I see this image and think of a quote from Jung that I have perhaps over-used. I will deliver it here concerning the sense of melancholy in the Oppermannian face:


"The head from Ostia (fontispiece of Symbols of Transformation) supposed by Cumont to be that of Mithras Tauroctonos [possibly also as Attis], wears an expression which we know all too well... as one of sentimental resignation. It is in fact worth noting that the spiritual transformation that took place in the first centuries of Christianity was accompanied by an extraordinary release of feeling, which expressed itself not only in the lofty form of charity and love of God, but also in sentimentality and infantilism. The lamb allegories of early Christian artn fallinto this category.
"Since sentimentality is sister to brutality, and the two are never very far apart, they must be somehow typical of the period between the first and third centuries of our era. The morbid facial expression points to the disunity and split mindedness of the sacrificer: he wants to and yet he doesn't want to. This conflict tells us that the hero is both the sacrificer and the sacrificed. (Paragraphs 667-668, Symbols of Transformation)
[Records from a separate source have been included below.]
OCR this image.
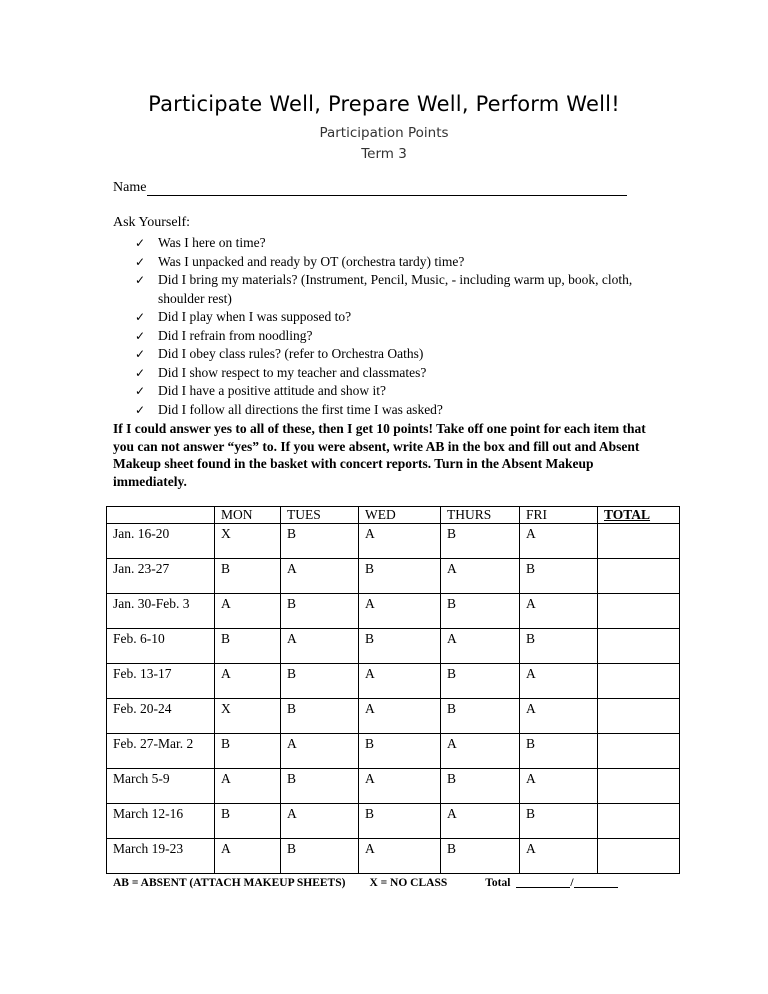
Participate Well, Prepare Well, Perform Well!
Participation Points
Term 3
Name
Ask Yourself:
✓ Was I here on time?
✓ Was I unpacked and ready by OT (orchestra tardy) time?
✓ Did I bring my materials? (Instrument, Pencil, Music, - including warm up, book, cloth, shoulder rest)
✓ Did I play when I was supposed to?
✓ Did I refrain from noodling?
✓ Did I obey class rules? (refer to Orchestra Oaths)
✓ Did I show respect to my teacher and classmates?
✓ Did I have a positive attitude and show it?
✓ Did I follow all directions the first time I was asked?
If I could answer yes to all of these, then I get 10 points! Take off one point for each item that you can not answer “yes” to. If you were absent, write AB in the box and fill out and Absent Makeup sheet found in the basket with concert reports. Turn in the Absent Makeup immediately.
	MON	TUES	WED	THURS	FRI	TOTAL
Jan. 16-20	X	B	A	B	A	
Jan. 23-27	B	A	B	A	B	
Jan. 30-Feb. 3	A	B	A	B	A	
Feb. 6-10	B	A	B	A	B	
Feb. 13-17	A	B	A	B	A	
Feb. 20-24	X	B	A	B	A	
Feb. 27-Mar. 2	B	A	B	A	B	
March 5-9	A	B	A	B	A	
March 12-16	B	A	B	A	B	
March 19-23	A	B	A	B	A	
AB = ABSENT (ATTACH MAKEUP SHEETS) X = NO CLASS	Total	/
Oppermann represented the best of the heroic genius in the act of sacrificing and being sacrificed: this kind of ambivalence plays about on his own face: but it is profoundly more healthy to witness this physiognomy of split-ness than discovering resolute Straussian and Neo-Conservitive anti-thinking that Oppermann was about to do battle with in the ensuing years completing his dissertation at Harvard. At least Oppermann is capable of suffering, and has not let his capacity to suffer go... ever... even in the face of those Masters of War who encourage bland indifference to the shattered limbs of "the lamb": the fragments of a child's body whose legs have been blown to pieces in the most recent American incursion in the Iraq war.